I will start a bounty as soon as SE lets me.
p.s. I'm using Ubuntu server 12.04
Conclusion:
I had to conclude that as for me, as for now, there is no reliable tool which will work with new MS Word formats and all kind of its elements on Ubuntu and create a one-to-one copy of docx files. None of tools I tested could convert the sample file properly. Since I will be facing very different kind of document versions/contents and the output quality has one of the highest priority, I will end up performing the conversions by means of VB macros in Word on a Windows server connected to my Linux.
I will set the post getting the best results as the accepted answer. However, the bounty was intended for a solution with absolutely correct conversion. Thanks to everyone, again.
Best Answer
This answer passes all tests, but the flow chart one in your test document.
Why is this better than other methods suggest thus far?
I have tested the other methods suggested so far (especially
oowriter
andebook-convert
), but they pass less tests than this method. Theebook-convert
method strips the margins and a part of the texts out of the document.This method even yields better results than a professional converter as rainbowpdf.
I also tried converting it to html, but the drawing with the square in the circle and the flow chart are incorrect.
Why does the flow chart test fail?
It seems that libreoffice and unoconv have some problems with correctly rendering the flow chart that is in the .docx file. This is probably because it was made using smart art in Microsoft Office. That is the problem. That is a bug also discussed on this thread. The textual and visual information is present in the pdf resulting from the above method as you can see (I had to select the text, though).
The font color, for instance, is not properly read and some lines are too long. I am not aware of any linux solution that is able to display smart art correctly. :(
This is also the reason why all the
print
solutions posted on this page will not satisfy you.In short
In short, what you are doing is really hard and there are at present no solutions that will fully satisfy you. The achilles' heel of docx2pdf conversions is the smart art. If you can live without that or if you can find a way to spot smart art and convert it somehow into an image, you can reach your goal.
Option 1. Force your users to deal with the problem
This is a very inelegant solution. Your content creators could save their smart art as jpg as described in the office help pages and hence the conversion would be possible on your server.

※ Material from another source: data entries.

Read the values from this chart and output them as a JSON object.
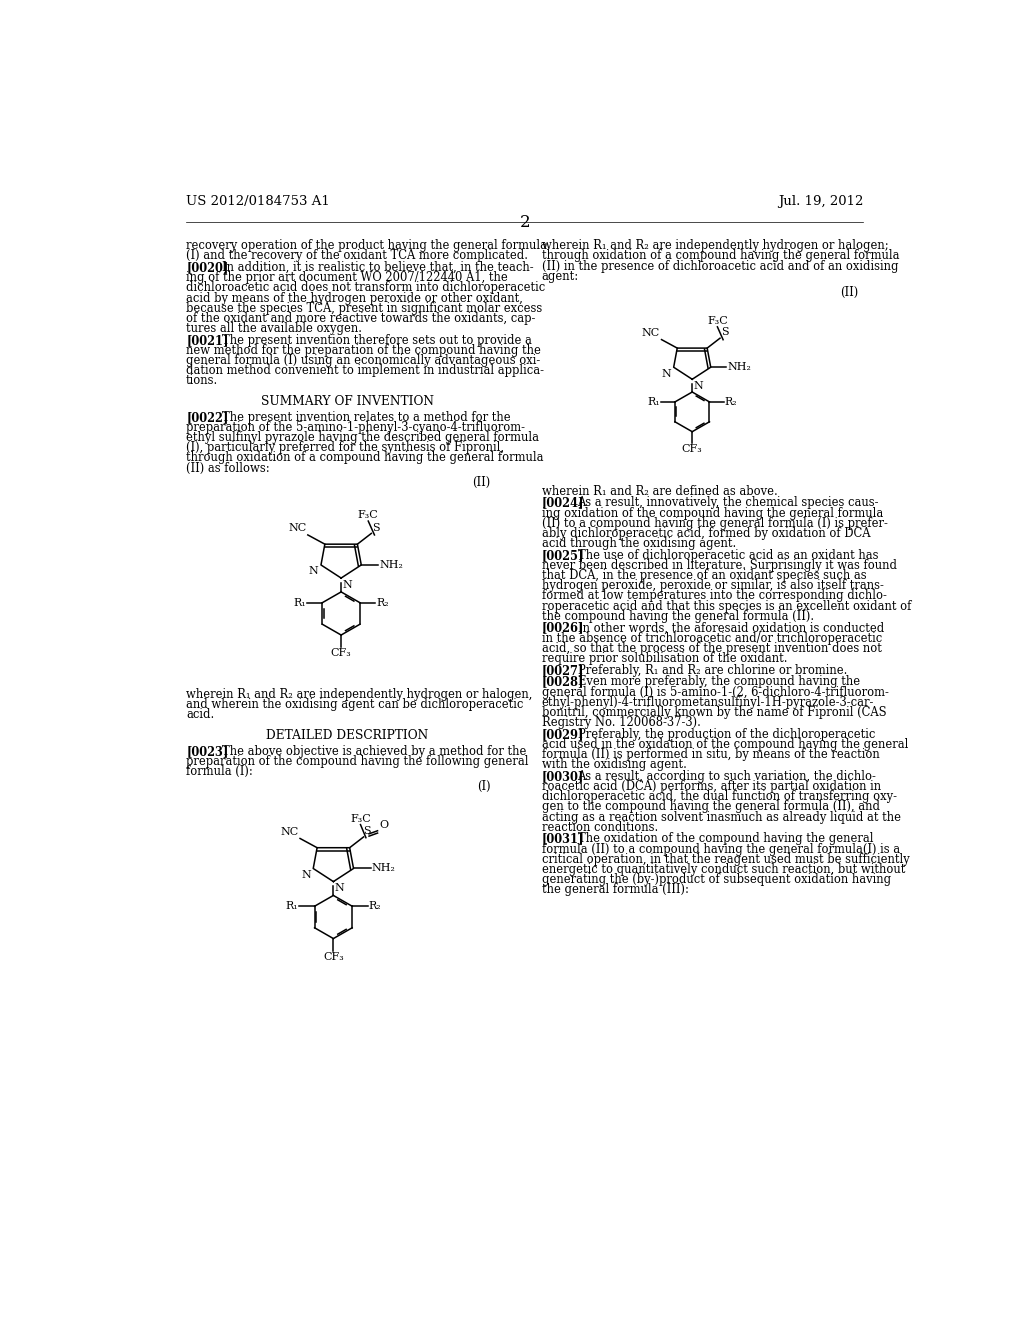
{
  "bg_color": "#ffffff",
  "header_left": "US 2012/0184753 A1",
  "header_right": "Jul. 19, 2012",
  "page_number": "2"
}
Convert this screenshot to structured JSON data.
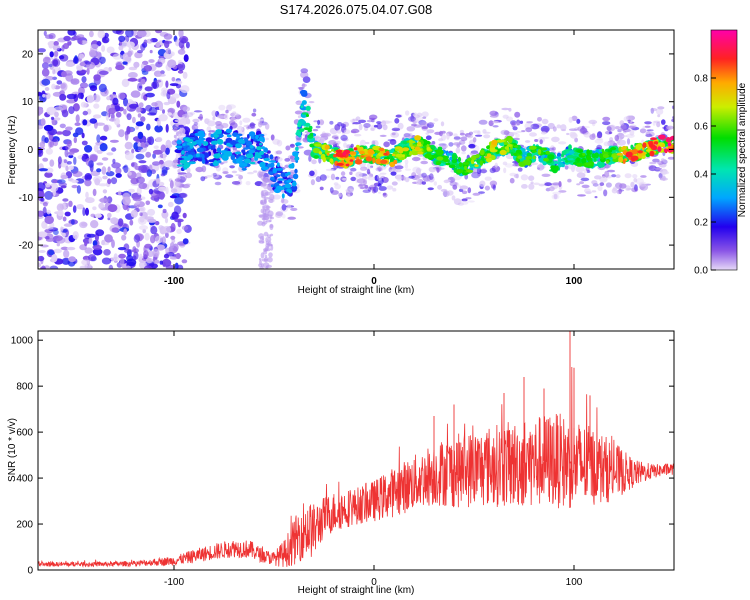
{
  "title": "S174.2026.075.04.07.G08",
  "chart_data": [
    {
      "type": "heatmap",
      "name": "spectrogram",
      "xlabel": "Height of straight line (km)",
      "ylabel": "Frequency (Hz)",
      "xlim": [
        -168,
        150
      ],
      "ylim": [
        -25,
        25
      ],
      "x_ticks": [
        -100,
        0,
        100
      ],
      "y_ticks": [
        -20,
        -10,
        0,
        10,
        20
      ],
      "colorbar": {
        "label": "Normalized spectral amplitude",
        "range": [
          0,
          1
        ],
        "ticks": [
          0.0,
          0.2,
          0.4,
          0.6,
          0.8
        ]
      },
      "ridge": {
        "x": [
          -95,
          -88,
          -80,
          -72,
          -65,
          -58,
          -50,
          -45,
          -40,
          -35,
          -30,
          -22,
          -15,
          -8,
          0,
          8,
          15,
          22,
          30,
          38,
          45,
          52,
          60,
          68,
          75,
          82,
          90,
          98,
          105,
          112,
          120,
          128,
          135,
          142,
          150
        ],
        "freq": [
          -1,
          1,
          0,
          2,
          -1,
          1,
          -5,
          -8,
          -6,
          10,
          0,
          -1,
          -2,
          -1,
          -1,
          -2,
          0,
          1,
          -1,
          -2,
          -4,
          -2,
          0,
          1,
          -2,
          0,
          -3,
          -1,
          -2,
          -2,
          -1,
          -1,
          0,
          1,
          1
        ],
        "amplitude": [
          0.35,
          0.3,
          0.35,
          0.3,
          0.3,
          0.35,
          0.3,
          0.3,
          0.3,
          0.5,
          0.55,
          0.75,
          0.85,
          0.8,
          0.75,
          0.8,
          0.65,
          0.7,
          0.6,
          0.5,
          0.55,
          0.65,
          0.7,
          0.6,
          0.55,
          0.6,
          0.5,
          0.45,
          0.55,
          0.5,
          0.6,
          0.85,
          0.8,
          0.85,
          0.95
        ]
      }
    },
    {
      "type": "line",
      "name": "snr",
      "color": "#ee3333",
      "xlabel": "Height of straight line (km)",
      "ylabel": "SNR (10 * v/v)",
      "xlim": [
        -168,
        150
      ],
      "ylim": [
        0,
        1040
      ],
      "x_ticks": [
        -100,
        0,
        100
      ],
      "y_ticks": [
        0,
        200,
        400,
        600,
        800,
        1000
      ],
      "envelope": {
        "x": [
          -168,
          -140,
          -120,
          -100,
          -90,
          -80,
          -70,
          -62,
          -55,
          -50,
          -45,
          -40,
          -35,
          -30,
          -25,
          -18,
          -10,
          0,
          10,
          20,
          30,
          40,
          50,
          60,
          70,
          80,
          90,
          100,
          110,
          120,
          130,
          140,
          150
        ],
        "mean": [
          25,
          25,
          28,
          40,
          60,
          80,
          95,
          90,
          60,
          50,
          70,
          120,
          180,
          170,
          230,
          260,
          275,
          300,
          340,
          380,
          420,
          430,
          440,
          455,
          460,
          470,
          480,
          460,
          450,
          430,
          420,
          430,
          440
        ],
        "spread": [
          10,
          10,
          12,
          20,
          30,
          35,
          40,
          40,
          30,
          30,
          60,
          100,
          130,
          120,
          90,
          90,
          80,
          90,
          110,
          120,
          140,
          160,
          170,
          180,
          190,
          200,
          210,
          200,
          170,
          130,
          60,
          30,
          25
        ]
      },
      "peaks": [
        {
          "x": 30,
          "y": 670
        },
        {
          "x": 40,
          "y": 720
        },
        {
          "x": 65,
          "y": 770
        },
        {
          "x": 75,
          "y": 840
        },
        {
          "x": 85,
          "y": 790
        },
        {
          "x": 98,
          "y": 1040
        },
        {
          "x": 100,
          "y": 880
        },
        {
          "x": 108,
          "y": 760
        }
      ]
    }
  ]
}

Option 2. Hack your way around the problem
If the flow charts are often very similar and depending on how good a developper you are, you could try and convert the smart art separately. You could, extract the drawing1.xml file from the .docx cluster of documents and then use natural language processing and some crazy hacks to rebuild a the smart art. For instance, you'd have to mess with this type of xml:
Or as a minimal solution you at least extract the text (
<a:t>
?) from the file and save it in an easier way. Or if the flow-charts of your pdfs are all the same, you could write a script to change the text color and the line length in the xml itself. Then you could rundoc2pdf
and you'd have a file that essentially has all the right info, but maybe not the formatting. In the case of flow charts you'd probably also want to include some of the formatting, because the formatting is part of the info.Option 3. Use a third party service
I have done some more research the past few days and I have found a service that does the conversion perfectly: zamzar. Zamzar allows you to upload a docx file and then emails you a link. They also have a (paying?) service where you can send any file to pdf@zamzar.com and then get the converted file back in your inbox. You could easily build a system around this where you automatically send the file and parse it from the email. This is not so much work and it the end result is the best.
Notes
I have actually taken the time to test the different methods proposed on this page. Please back any comments up with actual tests.